Q: 📏 What is partial productivity, and how is it used?
A:
Partial productivity measures output relative to a single input (e.g., labour hours, machine time).
Formula:
Partial Productivity = Output ÷ Quantity of one input
Example:
Units produced ÷ labour hours
Key Insight:
Easy to use and understand
Doesn’t capture changes in other inputs
Best used to track specific efficiency improvements over time
Q: 🧠 What are discretionary costs, and how do they behave?
A:
Discretionary costs are costs set by periodic decision, with no direct, measurable link to output volume.
Examples:
Advertising
R&D
Executive training
Key Traits:
Often fixed in the short term
Evaluated by effectiveness, not efficiency
BSC Link:
Tracked in the Learning & Growth or Customer perspectives, depending on purpose
Q: 🏭 What is the Internal Business Process Perspective in the Balanced Scorecard, and what does it focus on?
A:
The Internal Business Process Perspective evaluates how well the company’s internal operations support customer value and financial goals.
It focuses on the processes that directly create and deliver value, often divided into three key stages:
a. Innovation – Designing and developing new products and services
Metrics: R&D cycle time, % of revenue from new products
b. Operations – Producing and delivering products or services efficiently
Metrics: Cycle time, rework hours, cost per unit
c. Post-sale Service – Providing support and retaining customers
Metrics: Customer complaints resolved, service response time
🧠 Key Insight:
These processes are the “engine room” of the organization — improving them leads to better customer satisfaction and stronger financial outcomes.
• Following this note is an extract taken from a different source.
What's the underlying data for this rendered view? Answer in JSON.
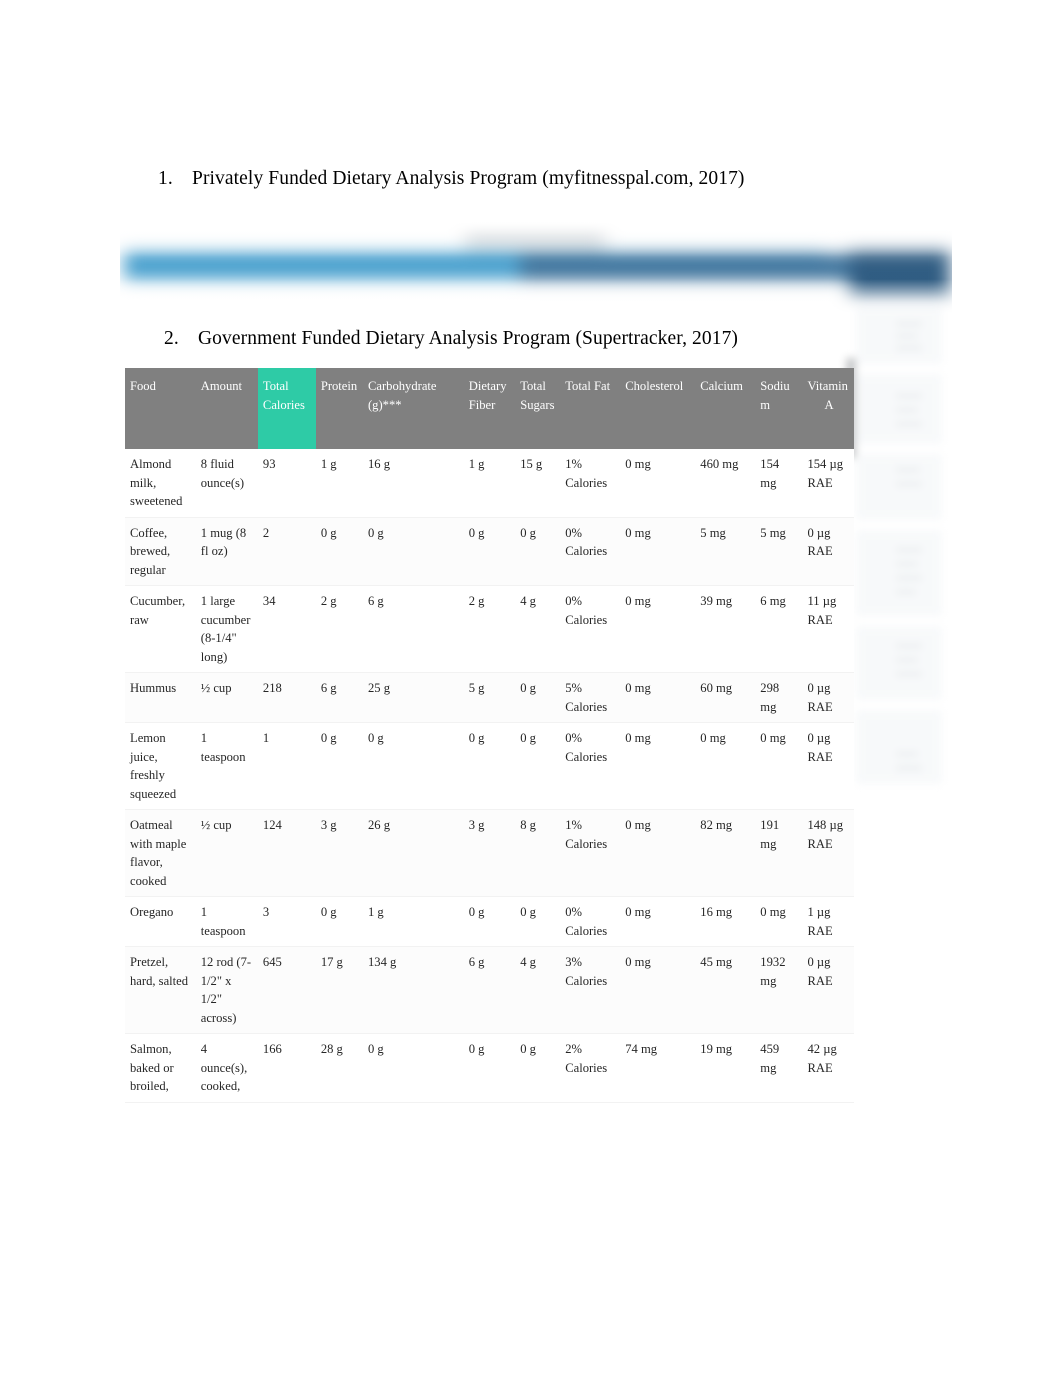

Q: 🤝 What are strong customer-focused non-financial measures, and how do they support strategy?
A:
Example Focus Statement:
“To be the most trusted provider of high-quality, customer-centered service.”
Customer Perspective Measures:
Customer satisfaction score (e.g., survey results, 1–5 scale)
Net Promoter Score (NPS)
Customer retention rate
On-time delivery %
Number of service complaints
Average resolution time for complaints
Why they matter:
These measures assess how well the organization delivers value to customers — supporting objectives like loyalty, trust, and market differentiation.
Q: 🏭 What are strong internal process non-financial measures, and how do they support strategy?
A:
Example Focus Statement:
“To operate with efficiency, consistency, and operational excellence.”
Internal Business Process Measures:
Cycle time (e.g., order processing time)
Rework or defect rate
% of tasks completed on time
Error rate or service failures
Inventory turnover rate
Downtime hours (e.g., system or production downtime)
Orders fulfilled without error (% accuracy)
Why they matter:
These measures reflect the efficiency and reliability of core operations — supporting cost leadership and customer satisfaction goals.
Q: 📚 What are strong learning & growth non-financial measures, and how do they support strategy?
A:
Example Focus Statement:
“To be an agile, innovative organization driven by learning and employee development.”
Learning & Growth Measures:
Employee training hours per quarter
Employee satisfaction or engagement scores
Employee turnover rate
Number of improvement suggestions submitted
System reliability or IT uptime %
Internal promotion rate
% of employees with up-to-date certifications
Why they matter:
These measures support long-term capability by focusing on people, technology, and innovation — essential for sustaining future performance.
Q: 🎯 What are strong initiative-specific or strategic execution non-financial measures?
A:
Example Focus Statement:
“To successfully implement strategic initiatives that drive growth and innovation.”
Strategic/Initiative Measures:
Milestone achievement rate (% of goals completed on time)
Adoption rate of new product/service/process
Customer feedback on new initiatives
Pilot program participation rate
Employee involvement in rollout or testing
Time to market for new product launches
Why they matter:
These measures help monitor the execution and impact of specific strategies or innovations — ensuring alignment and accountability.